Doctor of Philosophy (PhD)

Graduate Group


First Advisor

Chenoa A. Flippen


Identifying how the many elements of structural racism affect racial and ethnic health inequities remains an ongoing challenge. Although a growing body of work primarily focuses on structural racism's impact on population health outcomes, this dissertation examines structural racism's role in shaping inequities in behavioral health outcomes, behavioral healthcare use, and behavioral healthcare access. I argue that the complex features of structural racism work together to produce health inequities. First, I explore the relationship between self-reported racial and ethnic classification – which I conceptualize as placement in the racial hierarchy relative to whiteness – and inequities in behavioral health outcomes by analyzing a national survey of mental illness and substance misuse.
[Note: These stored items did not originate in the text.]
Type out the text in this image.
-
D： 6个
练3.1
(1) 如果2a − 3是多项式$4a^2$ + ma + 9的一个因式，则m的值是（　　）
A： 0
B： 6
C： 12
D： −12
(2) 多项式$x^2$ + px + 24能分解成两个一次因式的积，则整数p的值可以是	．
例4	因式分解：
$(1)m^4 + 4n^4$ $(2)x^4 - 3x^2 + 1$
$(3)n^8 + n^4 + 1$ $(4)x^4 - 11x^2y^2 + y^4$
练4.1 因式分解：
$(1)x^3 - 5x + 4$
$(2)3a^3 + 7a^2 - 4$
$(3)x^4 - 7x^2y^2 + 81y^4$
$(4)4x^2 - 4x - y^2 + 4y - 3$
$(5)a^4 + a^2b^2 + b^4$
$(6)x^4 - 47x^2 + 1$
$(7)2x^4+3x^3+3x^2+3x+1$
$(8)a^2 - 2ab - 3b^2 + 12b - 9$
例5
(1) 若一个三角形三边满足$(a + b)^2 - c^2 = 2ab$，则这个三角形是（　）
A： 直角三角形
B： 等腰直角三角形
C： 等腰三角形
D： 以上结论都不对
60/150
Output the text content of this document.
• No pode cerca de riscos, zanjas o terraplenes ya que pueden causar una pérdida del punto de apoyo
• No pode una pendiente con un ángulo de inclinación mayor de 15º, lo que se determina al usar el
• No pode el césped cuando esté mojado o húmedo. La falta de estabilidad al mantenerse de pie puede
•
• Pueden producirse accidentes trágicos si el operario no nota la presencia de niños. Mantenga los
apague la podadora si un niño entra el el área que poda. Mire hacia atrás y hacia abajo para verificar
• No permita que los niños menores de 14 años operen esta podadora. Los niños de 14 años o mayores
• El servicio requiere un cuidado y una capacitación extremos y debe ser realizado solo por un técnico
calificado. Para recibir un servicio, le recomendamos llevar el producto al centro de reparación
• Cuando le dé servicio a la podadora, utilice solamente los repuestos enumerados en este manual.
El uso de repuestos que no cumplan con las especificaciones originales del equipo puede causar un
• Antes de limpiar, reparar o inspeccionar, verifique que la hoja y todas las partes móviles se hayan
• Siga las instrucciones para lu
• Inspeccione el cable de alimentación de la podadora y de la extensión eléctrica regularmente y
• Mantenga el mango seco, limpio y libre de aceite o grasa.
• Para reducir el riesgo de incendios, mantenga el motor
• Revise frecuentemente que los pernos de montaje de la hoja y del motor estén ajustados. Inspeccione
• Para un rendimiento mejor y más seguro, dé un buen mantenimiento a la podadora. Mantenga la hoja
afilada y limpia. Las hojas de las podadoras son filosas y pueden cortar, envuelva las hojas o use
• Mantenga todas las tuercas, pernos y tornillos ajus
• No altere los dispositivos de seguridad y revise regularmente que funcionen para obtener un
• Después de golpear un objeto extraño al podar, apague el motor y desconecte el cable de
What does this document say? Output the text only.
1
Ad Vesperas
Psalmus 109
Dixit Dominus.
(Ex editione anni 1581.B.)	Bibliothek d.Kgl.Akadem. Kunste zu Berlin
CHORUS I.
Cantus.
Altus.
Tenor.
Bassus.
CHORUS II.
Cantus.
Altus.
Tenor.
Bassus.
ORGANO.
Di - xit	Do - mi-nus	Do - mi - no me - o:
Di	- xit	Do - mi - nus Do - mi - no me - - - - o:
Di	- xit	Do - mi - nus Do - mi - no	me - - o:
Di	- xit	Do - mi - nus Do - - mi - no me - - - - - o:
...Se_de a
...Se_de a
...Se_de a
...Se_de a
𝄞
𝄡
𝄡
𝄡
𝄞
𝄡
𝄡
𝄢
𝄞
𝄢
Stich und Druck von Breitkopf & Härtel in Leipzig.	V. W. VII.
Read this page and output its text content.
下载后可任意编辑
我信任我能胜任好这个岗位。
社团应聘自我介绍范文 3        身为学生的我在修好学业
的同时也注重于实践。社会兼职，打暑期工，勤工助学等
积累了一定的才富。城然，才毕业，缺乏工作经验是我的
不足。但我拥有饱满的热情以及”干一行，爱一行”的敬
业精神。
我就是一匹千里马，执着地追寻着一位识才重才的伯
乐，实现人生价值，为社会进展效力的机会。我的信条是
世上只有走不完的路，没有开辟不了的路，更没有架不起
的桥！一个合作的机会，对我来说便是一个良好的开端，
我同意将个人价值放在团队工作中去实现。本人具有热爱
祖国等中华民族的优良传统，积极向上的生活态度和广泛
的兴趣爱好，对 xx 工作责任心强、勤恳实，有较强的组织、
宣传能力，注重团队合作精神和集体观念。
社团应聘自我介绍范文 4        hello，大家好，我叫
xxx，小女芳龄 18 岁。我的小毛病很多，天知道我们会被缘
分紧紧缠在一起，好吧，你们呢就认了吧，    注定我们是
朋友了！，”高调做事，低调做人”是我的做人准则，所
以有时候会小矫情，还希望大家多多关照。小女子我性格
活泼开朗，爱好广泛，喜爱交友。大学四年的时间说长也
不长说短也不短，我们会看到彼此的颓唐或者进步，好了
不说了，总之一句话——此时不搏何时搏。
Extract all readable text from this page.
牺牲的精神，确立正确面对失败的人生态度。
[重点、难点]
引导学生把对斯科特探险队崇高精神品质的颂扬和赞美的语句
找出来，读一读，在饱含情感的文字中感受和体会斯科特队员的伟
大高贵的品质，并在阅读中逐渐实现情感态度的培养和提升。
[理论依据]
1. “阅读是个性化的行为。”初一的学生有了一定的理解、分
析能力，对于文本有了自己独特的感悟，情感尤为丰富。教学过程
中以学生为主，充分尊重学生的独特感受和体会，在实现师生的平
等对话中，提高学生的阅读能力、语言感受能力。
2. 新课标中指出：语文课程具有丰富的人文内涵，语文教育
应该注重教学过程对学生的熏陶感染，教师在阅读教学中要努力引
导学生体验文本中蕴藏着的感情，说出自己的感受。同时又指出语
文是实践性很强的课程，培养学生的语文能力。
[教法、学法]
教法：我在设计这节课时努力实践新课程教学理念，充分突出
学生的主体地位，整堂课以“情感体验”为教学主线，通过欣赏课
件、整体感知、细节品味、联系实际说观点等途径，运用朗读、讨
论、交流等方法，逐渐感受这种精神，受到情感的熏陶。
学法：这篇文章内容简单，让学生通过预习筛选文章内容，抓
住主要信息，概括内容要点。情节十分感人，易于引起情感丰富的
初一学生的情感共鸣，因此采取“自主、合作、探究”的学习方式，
Following the tenets of critical theories of race, I view each racially and ethnically classified group's place in the racial hierarchy as a measure of how vulnerable they are to racism. Next, I consider how placement in the racial hierarchy shapes inequities in behavioral healthcare use by examining a national survey of tobacco and health. Finally, I build on the findings from these two lines of inquiry by using political, healthcare, and economic data sources to investigate whether the level of racial and gender equity in U.S. counties is associated with access to mental healthcare. This dissertation demonstrates that structural racism's components, including inequities in healthcare treatment, the threat of harm from the criminal justice system, and histories of discrimination, can affect behavioral health outcomes. In addition, the dissertation shows that anti-Black racism, codified into health and drug policies, shapes inequities in behavioral healthcare use and geographical access to mental healthcare. Overall, this dissertation highlights that by unpacking the features of structural racism, research in this area can contribute to dismantling this system.